I recently watched PBS American Masters documentary Harper Lee: Hey, Boo. If you can spare an hour and 25 minutes, I urge you to watch it. If you want to get a preview watch this short segment from the documentary about Scout.

I can’t remember when I first read Harper Lee’s book To Kill a Mockingbird. I think I read it after I saw the movie. I do remember purchasing and reading Clarence Darrow’s autobiography: The Story of My Life for $1.95. As you can see below, I still have the book.

 I was inspired to become a lawyer by final arguments given by Atticus Finch and Clarence Darrow. Both represented black defendants before prejudiced all white juries. Atticus closed with:

One more thing, gentlemen, before I quit. Thomas Jefferson once said that all men are created equal. … There is a tendency … for certain people to use this phrase out of context, to satisfy all conditions. … We know all men are not created equal in the sense some people would have us believe — some people are smarter than others, some people have more opportunity because they’re born with it, some men make more money than others, some ladies make better cakes than others — some people are born gifted beyond the normal scope of most men. But there is one way in this country in which all men are created equal — there is one human institution that makes a pauper the equal of a Rockefeller, the stupid man the equal of an Einstein and the ignorant man the equal of any college president. That institution, gentlemen, is a court. It can be the Supreme Court of the United States or the humblest J.P. Court in the land or this honorable court which you serve. Our courts have their faults, as does any human institution, but in this country our courts are the great levelers, and in our courts all men are created equal.

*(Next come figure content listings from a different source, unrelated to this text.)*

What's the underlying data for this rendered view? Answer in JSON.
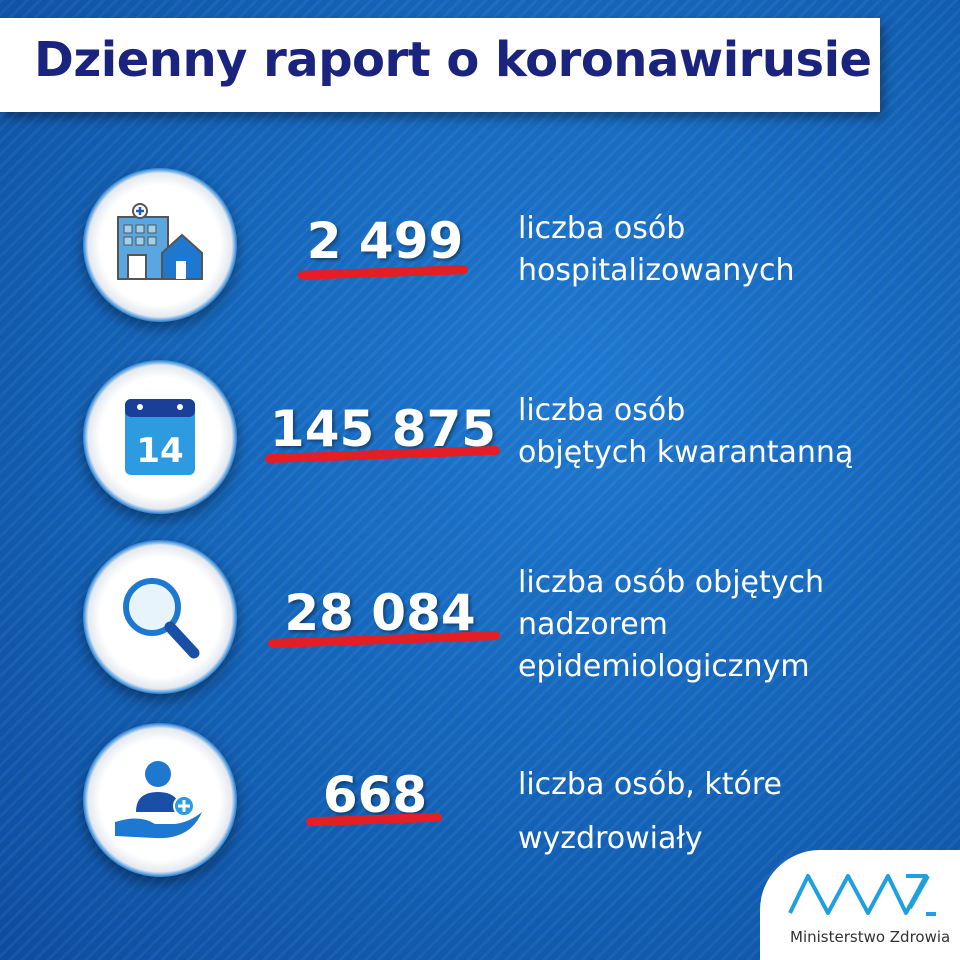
{
  "title": "Dzienny raport o koronawirusie",
  "items": [
    {
      "icon": "hospital-icon",
      "value": "2 499",
      "label_lines": [
        "liczba osób",
        "hospitalizowanych"
      ]
    },
    {
      "icon": "calendar-14-icon",
      "value": "145 875",
      "label_lines": [
        "liczba osób",
        "objętych kwarantanną"
      ],
      "calendar_day": "14"
    },
    {
      "icon": "magnifier-icon",
      "value": "28 084",
      "label_lines": [
        "liczba osób objętych",
        "nadzorem",
        "epidemiologicznym"
      ]
    },
    {
      "icon": "hand-person-plus-icon",
      "value": "668",
      "label_lines": [
        "liczba osób, które",
        "wyzdrowiały"
      ]
    }
  ],
  "logo": {
    "text": "Ministerstwo Zdrowia",
    "mark": "MZ"
  },
  "colors": {
    "title": "#1a237e",
    "underline": "#e31e24",
    "background": "#1466bb",
    "logo": "#1ea0e0"
  }
}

We all know that Atticus did not persuade the jury. But, few know that Clarence Darrow did persuade the jury in the second Sweet Trial. Clarence Darrow closed with:

Gentlemen, what do you think is your duty in this case? I have watched, day after day, these black, tense faces that have crowded this court. These black faces that now are looking to you twelve whites, feeling that the hopes and fears of a race are in your keeping.

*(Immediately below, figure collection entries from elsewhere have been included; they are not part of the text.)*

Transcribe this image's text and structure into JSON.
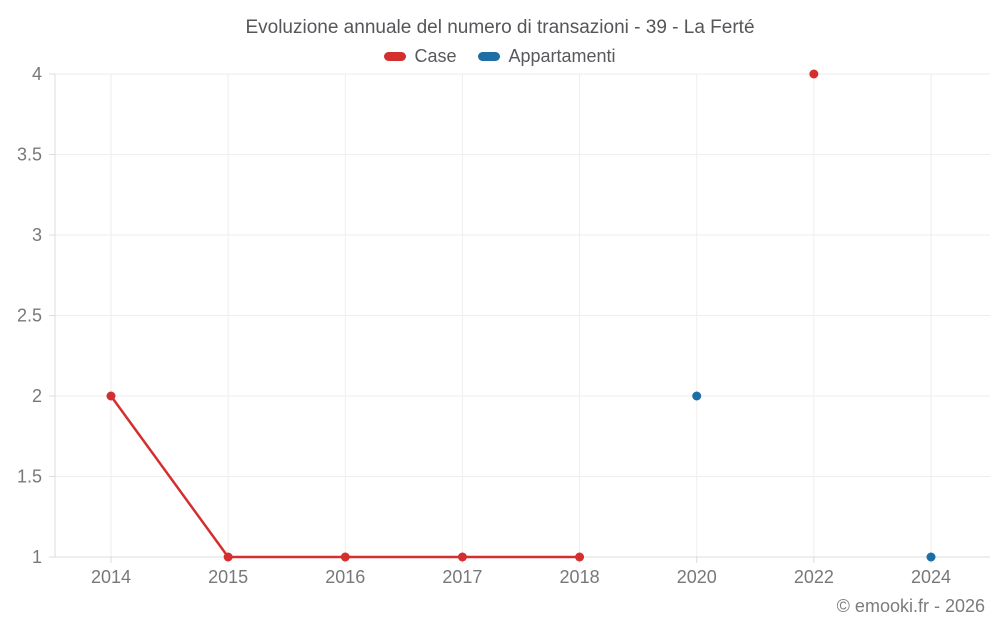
{
  "chart_data": {
    "type": "line",
    "title": "Evoluzione annuale del numero di transazioni - 39 - La Ferté",
    "categories": [
      "2014",
      "2015",
      "2016",
      "2017",
      "2018",
      "2020",
      "2022",
      "2024"
    ],
    "series": [
      {
        "name": "Case",
        "color": "#d32f2f",
        "values": [
          2,
          1,
          1,
          1,
          1,
          null,
          4,
          null
        ]
      },
      {
        "name": "Appartamenti",
        "color": "#1c6ea4",
        "values": [
          null,
          null,
          null,
          null,
          null,
          2,
          null,
          1
        ]
      }
    ],
    "xlabel": "",
    "ylabel": "",
    "ylim": [
      1,
      4
    ],
    "yticks": [
      1,
      1.5,
      2,
      2.5,
      3,
      3.5,
      4
    ],
    "grid": true,
    "legend_position": "top",
    "point_style": "circle",
    "gaps_not_connected": true,
    "footer": "© emooki.fr - 2026"
  }
}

This case is about to end, gentlemen. To them, it is life. Not one of their color sits on this jury. Their fate is in the hands of twelve whites. Their eyes are fixed on you, their hearts go out to you, and their hopes hang on your verdict.

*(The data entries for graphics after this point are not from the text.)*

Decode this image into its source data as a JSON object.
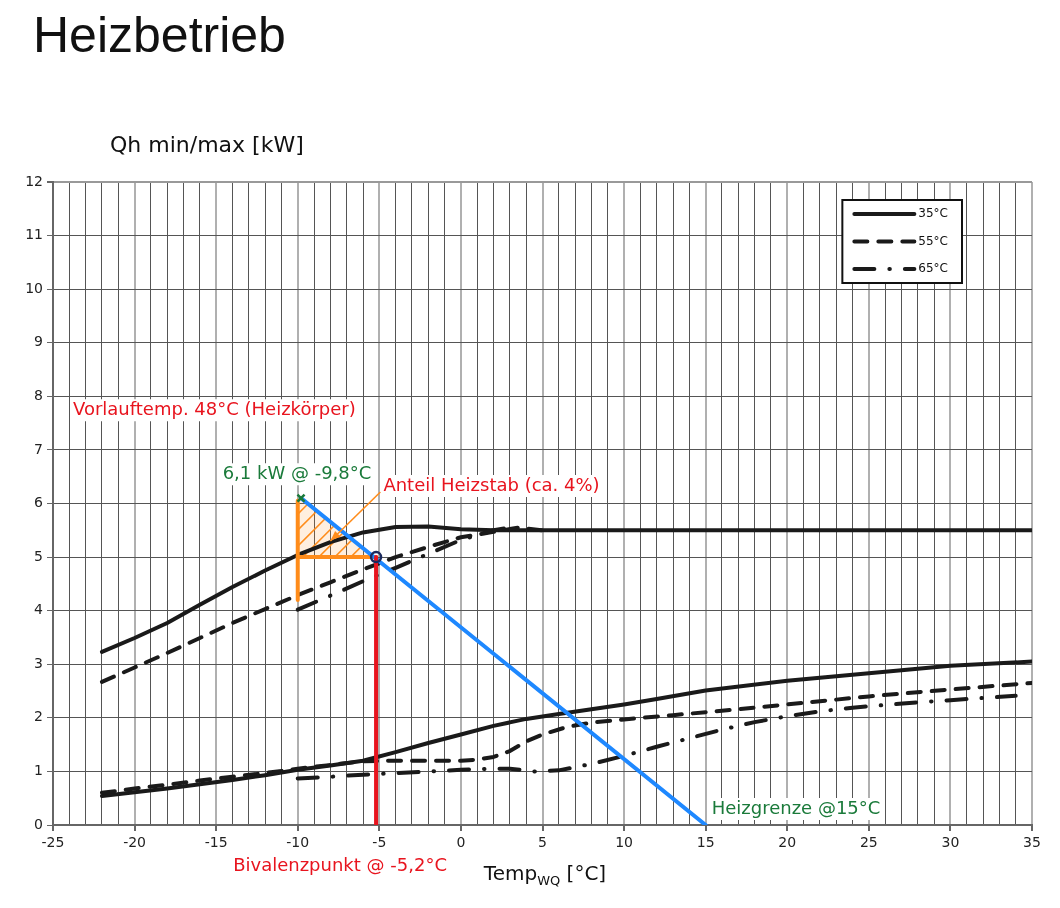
{
  "chart_data": {
    "type": "line",
    "title": "Heizbetrieb",
    "xlabel": "Temp$_{WQ}$ [°C]",
    "ylabel": "Qh min/max [kW]",
    "xlim": [
      -25,
      35
    ],
    "xticks": [
      -25,
      {
        "value": -24,
        "label": null
      },
      {
        "value": -23,
        "label": null
      },
      {
        "value": -22,
        "label": null
      },
      {
        "value": -21,
        "label": null
      },
      -20,
      {
        "value": -19,
        "label": null
      },
      {
        "value": -18,
        "label": null
      },
      {
        "value": -17,
        "label": null
      },
      {
        "value": -16,
        "label": null
      },
      -15,
      {
        "value": -14,
        "label": null
      },
      {
        "value": -13,
        "label": null
      },
      {
        "value": -12,
        "label": null
      },
      {
        "value": -11,
        "label": null
      },
      -10,
      {
        "value": -9,
        "label": null
      },
      {
        "value": -8,
        "label": null
      },
      {
        "value": -7,
        "label": null
      },
      {
        "value": -6,
        "label": null
      },
      -5,
      {
        "value": -4,
        "label": null
      },
      {
        "value": -3,
        "label": null
      },
      {
        "value": -2,
        "label": null
      },
      {
        "value": -1,
        "label": null
      },
      0,
      {
        "value": 1,
        "label": null
      },
      {
        "value": 2,
        "label": null
      },
      {
        "value": 3,
        "label": null
      },
      {
        "value": 4,
        "label": null
      },
      5,
      {
        "value": 6,
        "label": null
      },
      {
        "value": 7,
        "label": null
      },
      {
        "value": 8,
        "label": null
      },
      {
        "value": 9,
        "label": null
      },
      10,
      {
        "value": 11,
        "label": null
      },
      {
        "value": 12,
        "label": null
      },
      {
        "value": 13,
        "label": null
      },
      {
        "value": 14,
        "label": null
      },
      15,
      {
        "value": 16,
        "label": null
      },
      {
        "value": 17,
        "label": null
      },
      {
        "value": 18,
        "label": null
      },
      {
        "value": 19,
        "label": null
      },
      20,
      {
        "value": 21,
        "label": null
      },
      {
        "value": 22,
        "label": null
      },
      {
        "value": 23,
        "label": null
      },
      {
        "value": 24,
        "label": null
      },
      25,
      {
        "value": 26,
        "label": null
      },
      {
        "value": 27,
        "label": null
      },
      {
        "value": 28,
        "label": null
      },
      {
        "value": 29,
        "label": null
      },
      30,
      {
        "value": 31,
        "label": null
      },
      {
        "value": 32,
        "label": null
      },
      {
        "value": 33,
        "label": null
      },
      {
        "value": 34,
        "label": null
      },
      35
    ],
    "ylim": [
      0,
      12
    ],
    "yticks": [
      0,
      1,
      2,
      3,
      4,
      5,
      6,
      7,
      8,
      9,
      10,
      11,
      12
    ],
    "grid": true,
    "legend": "top right",
    "series": [
      {
        "name": "35°C",
        "color": "#1a1a1a",
        "line_style": "solid",
        "x": [
          -22,
          -20,
          -18,
          -16,
          -14,
          -12,
          -10,
          -8,
          -6,
          -4,
          -2,
          0,
          2,
          35
        ],
        "values": [
          3.23,
          3.49,
          3.77,
          4.11,
          4.44,
          4.75,
          5.04,
          5.28,
          5.46,
          5.56,
          5.57,
          5.52,
          5.5,
          5.5
        ]
      },
      {
        "name": "55°C",
        "color": "#1a1a1a",
        "line_style": "dashed",
        "x": [
          -22,
          -20,
          -18,
          -16,
          -14,
          -12,
          -10,
          -8,
          -6,
          -4,
          -2,
          0,
          2,
          3.5,
          5
        ],
        "values": [
          2.67,
          2.94,
          3.21,
          3.49,
          3.77,
          4.03,
          4.29,
          4.53,
          4.77,
          5.0,
          5.19,
          5.37,
          5.47,
          5.55,
          5.5
        ]
      },
      {
        "name": "65°C",
        "color": "#1a1a1a",
        "line_style": "dashdot",
        "x": [
          -10,
          -8,
          -6,
          -4,
          -2,
          0,
          2,
          3
        ],
        "values": [
          4.02,
          4.28,
          4.55,
          4.8,
          5.06,
          5.32,
          5.5,
          5.55
        ]
      },
      {
        "color": "#1a1a1a",
        "line_style": "solid",
        "x": [
          -22,
          -20,
          -18,
          -16,
          -14,
          -12,
          -10,
          -8,
          -6,
          -4,
          -2,
          0,
          2,
          4,
          6,
          8,
          10,
          12,
          15,
          20,
          25,
          30,
          35
        ],
        "values": [
          0.54,
          0.61,
          0.68,
          0.76,
          0.84,
          0.93,
          1.03,
          1.11,
          1.2,
          1.36,
          1.53,
          1.69,
          1.85,
          1.98,
          2.07,
          2.16,
          2.25,
          2.35,
          2.51,
          2.69,
          2.83,
          2.97,
          3.05
        ]
      },
      {
        "color": "#1a1a1a",
        "line_style": "dashed",
        "x": [
          -22,
          -20,
          -18,
          -16,
          -14,
          -12,
          -10,
          -8,
          -6,
          -4,
          -2,
          0,
          1,
          2,
          3,
          4,
          5,
          6.5,
          8,
          10,
          13,
          17,
          21,
          25,
          30,
          35
        ],
        "values": [
          0.6,
          0.68,
          0.75,
          0.83,
          0.9,
          0.97,
          1.05,
          1.12,
          1.19,
          1.2,
          1.2,
          1.2,
          1.22,
          1.27,
          1.38,
          1.56,
          1.69,
          1.83,
          1.91,
          1.97,
          2.05,
          2.16,
          2.28,
          2.4,
          2.53,
          2.65
        ]
      },
      {
        "color": "#1a1a1a",
        "line_style": "dashdot",
        "x": [
          -10,
          -8,
          -6,
          -4,
          -2,
          0,
          2,
          3,
          4.5,
          6,
          8,
          10,
          12,
          14,
          16,
          18,
          20,
          22,
          24,
          26,
          28,
          30,
          32,
          34
        ],
        "values": [
          0.87,
          0.9,
          0.94,
          0.97,
          1.0,
          1.03,
          1.05,
          1.05,
          1.0,
          1.02,
          1.14,
          1.29,
          1.46,
          1.62,
          1.78,
          1.92,
          2.03,
          2.12,
          2.19,
          2.24,
          2.29,
          2.33,
          2.37,
          2.41
        ]
      },
      {
        "color": "#ff8c1a",
        "line_style": "solid",
        "x": [
          -10,
          -10
        ],
        "values": [
          4.2,
          6.05
        ]
      },
      {
        "color": "#ff8c1a",
        "line_style": "solid",
        "x": [
          -10,
          -5.2
        ],
        "values": [
          5.0,
          5.0
        ],
        "lower": [
          5.0,
          5.0
        ],
        "upper": [
          6.1,
          5.0
        ]
      },
      {
        "color": "#1e88ff",
        "line_style": "solid",
        "x": [
          -9.8,
          15
        ],
        "values": [
          6.1,
          0
        ]
      },
      {
        "color": "#e8141e",
        "line_style": "solid",
        "x": [
          -5.2,
          -5.2
        ],
        "values": [
          0,
          5.0
        ]
      },
      {
        "type": "scatter",
        "color": "#1a7a3a",
        "marker": "cross",
        "x": [
          -9.8
        ],
        "values": [
          6.1
        ]
      },
      {
        "type": "scatter",
        "color": "#1b2a5e",
        "marker": "circle",
        "x": [
          -5.2
        ],
        "values": [
          5.0
        ]
      }
    ],
    "annotations": [
      "Vorlauftemp. 48°C (Heizkörper)",
      {
        "text": "6,1 kW @ -9,8°C",
        "x": -9.8,
        "y": 6.1
      },
      {
        "text": "Anteil Heizstab (ca. 4%)",
        "x": -8,
        "y": 5.3
      },
      {
        "text": "Bivalenzpunkt @ -5,2°C",
        "x": -5.2,
        "y": 0
      },
      {
        "text": "Heizgrenze @15°C",
        "x": 15,
        "y": 0
      }
    ]
  }
}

This is all. I ask you, on behalf of this defendant, on behalf of these helpless ones who turn to you, and more than that,–on behalf of this great state, and this great city which must face this problem, and face it fairly,–I ask you, in the name of progress and of the human race, to return a verdict of not guilty in this case!

You can read about the case and Darrow’s entire final argument at the link above.

I never got the opportunity to make the difference Atticus Finch and Clarence Darrow made in these two cases. But, just watching the Harper Lee documentary inspired me once again. What inspires you?